Uploaded files are made available to all stages in the pipeline.

Stage outputs

Stage outputs are the datasets resulting from the processes applied to the data in a stage. They can be connected to the inputs of subsequent stages for further processing, exported your data repo, or downloaded directly.

Making stage outputs exportable

By default all stage outputs appear in your pipeline outputs available for export. Making an output non-exportable removes it from the list of Output Datasets list, though it is still available for use in subsequent pipeline stages. Disabling outputs that are not required for export has two benefits:

1. Cleaner output list
Your output list only displays your final datasets, so it’s easier to configure their export destinations.

2. Accelerated pipeline run-times
Limiting the number of datasets available for export will speed up pipeline run time.

To disable a stage output, click on it. The disabled output indicator displays next to the output name. Next time the pipeline runs it will be removed from the pipeline outputs list. To re-enable the output, click it again.

Editing, renaming and re-ordering

Renaming stages

To rename a stage, double click on the stage name, or click the edit icon to the right of the stage name.

Editing and renaming operations

To edit an operation, click on the operation to go to its edit panel. The stage the operation sits within is listed top left – click it to go back to the stages view.

To rename an operation, click on the operation to go to its edit panel.
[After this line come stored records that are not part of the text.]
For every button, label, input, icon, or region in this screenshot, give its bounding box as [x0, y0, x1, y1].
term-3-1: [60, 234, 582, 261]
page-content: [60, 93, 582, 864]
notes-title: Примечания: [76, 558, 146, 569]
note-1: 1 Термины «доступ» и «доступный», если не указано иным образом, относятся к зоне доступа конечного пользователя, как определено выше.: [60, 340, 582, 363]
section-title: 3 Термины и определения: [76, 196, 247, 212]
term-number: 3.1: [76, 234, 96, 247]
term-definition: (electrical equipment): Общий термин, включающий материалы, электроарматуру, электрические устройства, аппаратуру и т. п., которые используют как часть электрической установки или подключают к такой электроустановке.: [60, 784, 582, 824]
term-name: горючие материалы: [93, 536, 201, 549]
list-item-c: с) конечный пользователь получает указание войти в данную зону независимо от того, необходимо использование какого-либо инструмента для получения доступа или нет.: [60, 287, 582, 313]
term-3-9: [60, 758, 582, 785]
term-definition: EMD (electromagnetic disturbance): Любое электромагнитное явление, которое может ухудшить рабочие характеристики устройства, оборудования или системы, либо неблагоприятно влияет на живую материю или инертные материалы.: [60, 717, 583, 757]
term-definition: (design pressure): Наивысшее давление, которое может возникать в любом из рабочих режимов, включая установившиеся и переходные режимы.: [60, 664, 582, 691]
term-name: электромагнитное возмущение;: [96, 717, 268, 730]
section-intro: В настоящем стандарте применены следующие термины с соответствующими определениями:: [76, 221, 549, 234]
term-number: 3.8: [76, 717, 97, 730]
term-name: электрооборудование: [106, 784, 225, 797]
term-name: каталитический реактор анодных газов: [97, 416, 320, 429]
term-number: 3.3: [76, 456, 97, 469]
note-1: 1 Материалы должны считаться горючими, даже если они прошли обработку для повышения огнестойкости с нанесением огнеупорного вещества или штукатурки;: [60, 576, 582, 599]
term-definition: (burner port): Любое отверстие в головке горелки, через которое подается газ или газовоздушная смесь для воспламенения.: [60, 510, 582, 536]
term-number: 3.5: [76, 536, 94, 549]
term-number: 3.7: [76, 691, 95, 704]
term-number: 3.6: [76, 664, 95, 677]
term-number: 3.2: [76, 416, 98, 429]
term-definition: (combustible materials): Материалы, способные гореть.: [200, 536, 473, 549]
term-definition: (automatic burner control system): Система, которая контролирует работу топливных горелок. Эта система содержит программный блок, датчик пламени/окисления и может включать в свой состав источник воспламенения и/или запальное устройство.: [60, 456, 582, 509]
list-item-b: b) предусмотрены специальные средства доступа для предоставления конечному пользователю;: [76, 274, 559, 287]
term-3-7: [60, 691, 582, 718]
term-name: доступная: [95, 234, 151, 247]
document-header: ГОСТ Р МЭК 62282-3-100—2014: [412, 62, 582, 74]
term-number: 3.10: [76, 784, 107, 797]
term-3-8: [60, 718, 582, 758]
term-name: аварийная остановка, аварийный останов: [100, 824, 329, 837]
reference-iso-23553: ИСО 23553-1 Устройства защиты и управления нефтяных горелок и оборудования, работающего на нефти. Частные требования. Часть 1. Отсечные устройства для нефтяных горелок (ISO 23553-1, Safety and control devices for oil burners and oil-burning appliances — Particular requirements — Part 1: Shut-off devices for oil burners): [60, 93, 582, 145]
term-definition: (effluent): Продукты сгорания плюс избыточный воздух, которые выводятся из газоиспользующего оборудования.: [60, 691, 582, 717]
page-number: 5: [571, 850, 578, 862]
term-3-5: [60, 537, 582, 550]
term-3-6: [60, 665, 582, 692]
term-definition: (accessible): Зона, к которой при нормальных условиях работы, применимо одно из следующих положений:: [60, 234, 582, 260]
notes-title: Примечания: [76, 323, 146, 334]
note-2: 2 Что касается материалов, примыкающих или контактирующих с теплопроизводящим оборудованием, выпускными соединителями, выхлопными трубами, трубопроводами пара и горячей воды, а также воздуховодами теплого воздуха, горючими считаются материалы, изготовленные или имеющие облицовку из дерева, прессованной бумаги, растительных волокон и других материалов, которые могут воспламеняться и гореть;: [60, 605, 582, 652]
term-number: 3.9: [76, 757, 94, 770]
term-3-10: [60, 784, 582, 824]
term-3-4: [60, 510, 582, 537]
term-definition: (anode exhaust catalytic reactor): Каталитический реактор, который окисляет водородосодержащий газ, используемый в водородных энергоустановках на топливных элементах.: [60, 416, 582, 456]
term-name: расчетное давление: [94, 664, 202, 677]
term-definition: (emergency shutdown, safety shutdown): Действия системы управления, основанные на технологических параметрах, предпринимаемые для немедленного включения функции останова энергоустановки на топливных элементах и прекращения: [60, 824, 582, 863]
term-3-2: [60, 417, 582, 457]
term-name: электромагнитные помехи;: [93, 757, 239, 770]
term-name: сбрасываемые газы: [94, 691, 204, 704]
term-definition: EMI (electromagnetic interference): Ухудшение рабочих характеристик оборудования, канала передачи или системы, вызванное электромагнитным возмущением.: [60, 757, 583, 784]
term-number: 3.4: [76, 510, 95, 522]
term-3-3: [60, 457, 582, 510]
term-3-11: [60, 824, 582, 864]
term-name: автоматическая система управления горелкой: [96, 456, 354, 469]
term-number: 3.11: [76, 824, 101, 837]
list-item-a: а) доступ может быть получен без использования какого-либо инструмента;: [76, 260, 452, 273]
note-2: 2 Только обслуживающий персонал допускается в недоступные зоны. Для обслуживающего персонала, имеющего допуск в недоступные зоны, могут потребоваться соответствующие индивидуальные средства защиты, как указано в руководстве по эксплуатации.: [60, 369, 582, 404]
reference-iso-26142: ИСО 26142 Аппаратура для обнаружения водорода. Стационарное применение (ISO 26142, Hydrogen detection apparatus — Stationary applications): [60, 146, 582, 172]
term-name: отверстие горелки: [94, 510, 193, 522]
Click on the name to edit it.

Reordering stages and operations

To reorder stages, click on the stage number and edit it to the desired sequential position. Note that if a stage that uses outputs from a previous stage is reordered, to maintain the sequential nature of the stages its inputs will be removed and will need to be reselected. Stages which rely on the outputs for this stage will also have their inputs removed.

To reorder operations, hover over the operation you wish to move then drag and drop it to its new position.

Disabling operations and stages

Transform and join stages can be temporarily disabled, allowing before and after comparison of the effects of that stage on your output data, without losing their configuration.

To disable an operation or join stage, click on the diamond-shaped Disable Operation button next to the operation name. The operation or join stage is greyed-out, but the parameters can still be edited.

To disable all operations in a Transform stage, click on the Disable All Operations button next to the Operations heading. Stages with all the operations disabled will display greyed-out in the pipeline editor.

To re-enable operations, click the operations button.

Configuration errors

If a stage has been configured incorrectly, for example it contains a script operation with unsupported values, you will be notified via an error message in the stage and running the pipeline will be disabled.